Nous pensons que les bonnes réponses comme les erreurs commises en deux décennies de cheminement peuvent servir à d’autres groupes. Nous aimerions provoquer un effet boule de neige des bons exemples, à partir des leçons tirées et d’une revue des processus organisationnels les plus importants au Chiapas pendant ces 20 ans. Nous voudrions que d’autres personnes, d’autres mouvements de lutte et de résistance trouvent dans ce matériel des sources d’inspiration, des miroirs dans lesquels se reconnaître et à partir desquels ils puissent réfléchir sur eux-mêmes et renforcer leur expérience. Nous ne prétendons pas offrir de recette ni de formule magique. Nous proposons simplement de partager les conclusions les plus intéressantes, à travers la voix des protagonistes des mouvements de femmes au Chiapas entre 1995 et 2015.
Des changements opérés depuis l’intérieur
Pour ce livre, nous avons eu la chance d’interviewer plus de 70 femmes (re)liées d’une façon ou d’une autre à un groupe, un collectif, une coopérative, un mouvement social, une association civile ou une université. Elles nous ont offert leurs divers témoignages : qu’elles aient participé à des coopératives de travail ou à des espaces de coordination de femmes ; qu’elles soient zapatistes ou prennent part aux plateformes de dialogue permanent entre la société civile et le mouvement zapatiste ; qu’elles participent à des manifestations, des pèlerinages et des rencontres ou soient membres de tribunaux civils ; qu’elles soient artistes réalisant des performances ou des peintures murales, ou qu’elles travaillent sur la perspective de genre dans et depuis le milieu universitaire.

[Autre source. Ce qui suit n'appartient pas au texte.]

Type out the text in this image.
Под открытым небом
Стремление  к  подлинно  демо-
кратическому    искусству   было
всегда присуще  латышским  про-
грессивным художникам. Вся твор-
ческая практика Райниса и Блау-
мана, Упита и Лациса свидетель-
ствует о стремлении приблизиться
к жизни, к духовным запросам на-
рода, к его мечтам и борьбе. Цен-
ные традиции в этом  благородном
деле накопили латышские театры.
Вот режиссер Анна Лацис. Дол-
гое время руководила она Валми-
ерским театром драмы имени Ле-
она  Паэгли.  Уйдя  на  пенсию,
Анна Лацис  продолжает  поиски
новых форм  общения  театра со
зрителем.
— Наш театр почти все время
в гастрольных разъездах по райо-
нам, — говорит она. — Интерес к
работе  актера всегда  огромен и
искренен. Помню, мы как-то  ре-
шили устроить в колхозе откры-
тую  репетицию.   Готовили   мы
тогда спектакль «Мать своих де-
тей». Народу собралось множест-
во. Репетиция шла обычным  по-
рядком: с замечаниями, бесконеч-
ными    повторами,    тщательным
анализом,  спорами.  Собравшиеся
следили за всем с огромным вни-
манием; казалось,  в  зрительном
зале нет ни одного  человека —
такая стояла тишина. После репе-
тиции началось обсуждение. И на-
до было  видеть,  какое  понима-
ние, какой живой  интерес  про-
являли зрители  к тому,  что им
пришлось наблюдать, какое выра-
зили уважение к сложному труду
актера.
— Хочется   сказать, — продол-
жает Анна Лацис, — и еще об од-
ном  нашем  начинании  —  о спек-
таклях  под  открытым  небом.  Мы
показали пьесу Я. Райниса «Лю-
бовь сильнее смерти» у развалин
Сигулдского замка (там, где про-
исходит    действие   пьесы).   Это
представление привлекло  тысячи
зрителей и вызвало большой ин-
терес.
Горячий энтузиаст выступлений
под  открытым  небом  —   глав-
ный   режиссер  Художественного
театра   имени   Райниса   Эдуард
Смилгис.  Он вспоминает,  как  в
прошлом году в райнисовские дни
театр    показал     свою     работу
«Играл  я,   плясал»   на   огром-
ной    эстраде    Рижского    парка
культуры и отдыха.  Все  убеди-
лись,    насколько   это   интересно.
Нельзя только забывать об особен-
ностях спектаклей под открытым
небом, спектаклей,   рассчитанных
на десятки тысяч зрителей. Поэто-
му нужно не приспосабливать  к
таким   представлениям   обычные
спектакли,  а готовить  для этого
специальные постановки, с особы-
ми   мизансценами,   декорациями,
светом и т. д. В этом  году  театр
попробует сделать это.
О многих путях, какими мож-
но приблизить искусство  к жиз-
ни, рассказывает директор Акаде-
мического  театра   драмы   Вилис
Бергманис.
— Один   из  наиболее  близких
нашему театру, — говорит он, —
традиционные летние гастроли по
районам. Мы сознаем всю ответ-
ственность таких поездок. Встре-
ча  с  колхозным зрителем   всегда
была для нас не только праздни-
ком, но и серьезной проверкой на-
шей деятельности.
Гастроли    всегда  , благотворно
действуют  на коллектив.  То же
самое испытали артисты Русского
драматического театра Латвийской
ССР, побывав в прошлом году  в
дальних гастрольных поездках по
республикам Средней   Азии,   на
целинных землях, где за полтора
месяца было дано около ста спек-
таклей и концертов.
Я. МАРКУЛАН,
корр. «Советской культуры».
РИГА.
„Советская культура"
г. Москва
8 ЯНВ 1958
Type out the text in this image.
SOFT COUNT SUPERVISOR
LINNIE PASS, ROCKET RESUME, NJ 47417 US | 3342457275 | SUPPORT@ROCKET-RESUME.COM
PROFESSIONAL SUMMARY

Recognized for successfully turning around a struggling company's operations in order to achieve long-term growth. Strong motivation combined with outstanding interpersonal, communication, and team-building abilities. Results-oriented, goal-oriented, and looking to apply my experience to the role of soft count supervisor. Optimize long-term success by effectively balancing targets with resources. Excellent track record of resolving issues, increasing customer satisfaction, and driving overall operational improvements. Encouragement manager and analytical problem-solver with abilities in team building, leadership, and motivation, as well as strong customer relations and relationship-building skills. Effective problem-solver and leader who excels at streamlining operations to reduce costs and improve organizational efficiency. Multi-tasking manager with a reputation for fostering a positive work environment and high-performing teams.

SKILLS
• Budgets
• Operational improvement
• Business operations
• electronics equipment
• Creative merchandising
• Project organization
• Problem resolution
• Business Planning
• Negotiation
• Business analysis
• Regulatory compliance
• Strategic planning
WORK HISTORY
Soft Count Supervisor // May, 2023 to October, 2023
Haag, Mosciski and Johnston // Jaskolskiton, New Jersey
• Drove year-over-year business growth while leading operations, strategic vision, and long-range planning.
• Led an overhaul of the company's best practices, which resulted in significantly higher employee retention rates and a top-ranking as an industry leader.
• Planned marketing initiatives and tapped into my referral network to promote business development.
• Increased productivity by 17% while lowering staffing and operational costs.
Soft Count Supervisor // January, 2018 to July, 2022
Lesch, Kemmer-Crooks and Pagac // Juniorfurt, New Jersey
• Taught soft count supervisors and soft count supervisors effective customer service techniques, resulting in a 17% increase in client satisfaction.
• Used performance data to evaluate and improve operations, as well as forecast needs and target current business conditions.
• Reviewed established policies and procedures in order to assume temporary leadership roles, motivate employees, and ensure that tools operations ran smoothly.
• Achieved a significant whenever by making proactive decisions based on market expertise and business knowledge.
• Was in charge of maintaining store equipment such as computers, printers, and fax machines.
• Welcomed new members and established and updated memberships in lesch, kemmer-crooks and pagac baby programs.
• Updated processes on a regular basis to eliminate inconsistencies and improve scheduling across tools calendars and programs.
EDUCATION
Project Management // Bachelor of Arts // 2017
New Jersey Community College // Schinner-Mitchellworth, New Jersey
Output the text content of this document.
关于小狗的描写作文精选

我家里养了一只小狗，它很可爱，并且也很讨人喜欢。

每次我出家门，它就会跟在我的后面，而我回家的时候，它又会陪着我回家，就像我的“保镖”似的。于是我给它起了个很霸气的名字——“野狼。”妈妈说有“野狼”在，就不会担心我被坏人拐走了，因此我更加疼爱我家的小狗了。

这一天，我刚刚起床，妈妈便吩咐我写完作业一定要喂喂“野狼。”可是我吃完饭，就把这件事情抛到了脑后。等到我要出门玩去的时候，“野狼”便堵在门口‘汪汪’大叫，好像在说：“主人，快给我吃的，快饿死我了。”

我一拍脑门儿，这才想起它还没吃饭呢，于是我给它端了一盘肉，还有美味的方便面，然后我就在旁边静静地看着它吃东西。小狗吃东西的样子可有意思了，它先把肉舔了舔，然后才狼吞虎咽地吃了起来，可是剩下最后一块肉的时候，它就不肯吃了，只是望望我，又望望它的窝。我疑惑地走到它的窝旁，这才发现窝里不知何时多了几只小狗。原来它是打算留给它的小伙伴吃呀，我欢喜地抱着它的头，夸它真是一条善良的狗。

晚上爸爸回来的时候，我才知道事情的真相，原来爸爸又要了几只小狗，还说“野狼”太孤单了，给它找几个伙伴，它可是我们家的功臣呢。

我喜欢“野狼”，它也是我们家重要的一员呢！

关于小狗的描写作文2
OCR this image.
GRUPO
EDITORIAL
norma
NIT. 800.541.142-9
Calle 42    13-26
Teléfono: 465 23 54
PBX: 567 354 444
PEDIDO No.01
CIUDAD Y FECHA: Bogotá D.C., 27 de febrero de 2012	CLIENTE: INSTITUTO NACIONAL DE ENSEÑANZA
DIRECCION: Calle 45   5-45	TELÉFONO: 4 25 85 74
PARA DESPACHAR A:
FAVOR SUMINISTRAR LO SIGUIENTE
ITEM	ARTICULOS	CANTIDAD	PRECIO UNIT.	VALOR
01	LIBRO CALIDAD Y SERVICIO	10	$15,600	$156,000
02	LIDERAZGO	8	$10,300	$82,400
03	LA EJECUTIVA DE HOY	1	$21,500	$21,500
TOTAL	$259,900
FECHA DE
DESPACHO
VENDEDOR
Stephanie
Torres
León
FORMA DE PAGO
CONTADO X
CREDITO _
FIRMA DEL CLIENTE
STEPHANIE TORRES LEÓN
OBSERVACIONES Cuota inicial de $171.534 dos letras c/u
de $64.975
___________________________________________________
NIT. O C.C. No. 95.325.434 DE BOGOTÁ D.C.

La majorité d’entre elles ont commencé par dénoncer le caractère anormal, antinaturel de la situation de violence et d’oppression dans laquelle elles vivent. L’expression “ce n’est pas une fatalité” traduit une prise de conscience que la subordination à l’homme n’est pas inhérente au fait d’être une femme : “le pire c’est que notre situation nous paraissait naturelle!”. Ce « réveil » par rapport à leur oppression provient trop souvent du niveau élevé de violence et de douleur subies. Parmi les histoires recueillies, beaucoup étaient ponctuées d’épisodes de maltraitance, qu’elle soit physique ou psychologique, d’abus sexuels, de discrimination ou d’exploitation par le travail.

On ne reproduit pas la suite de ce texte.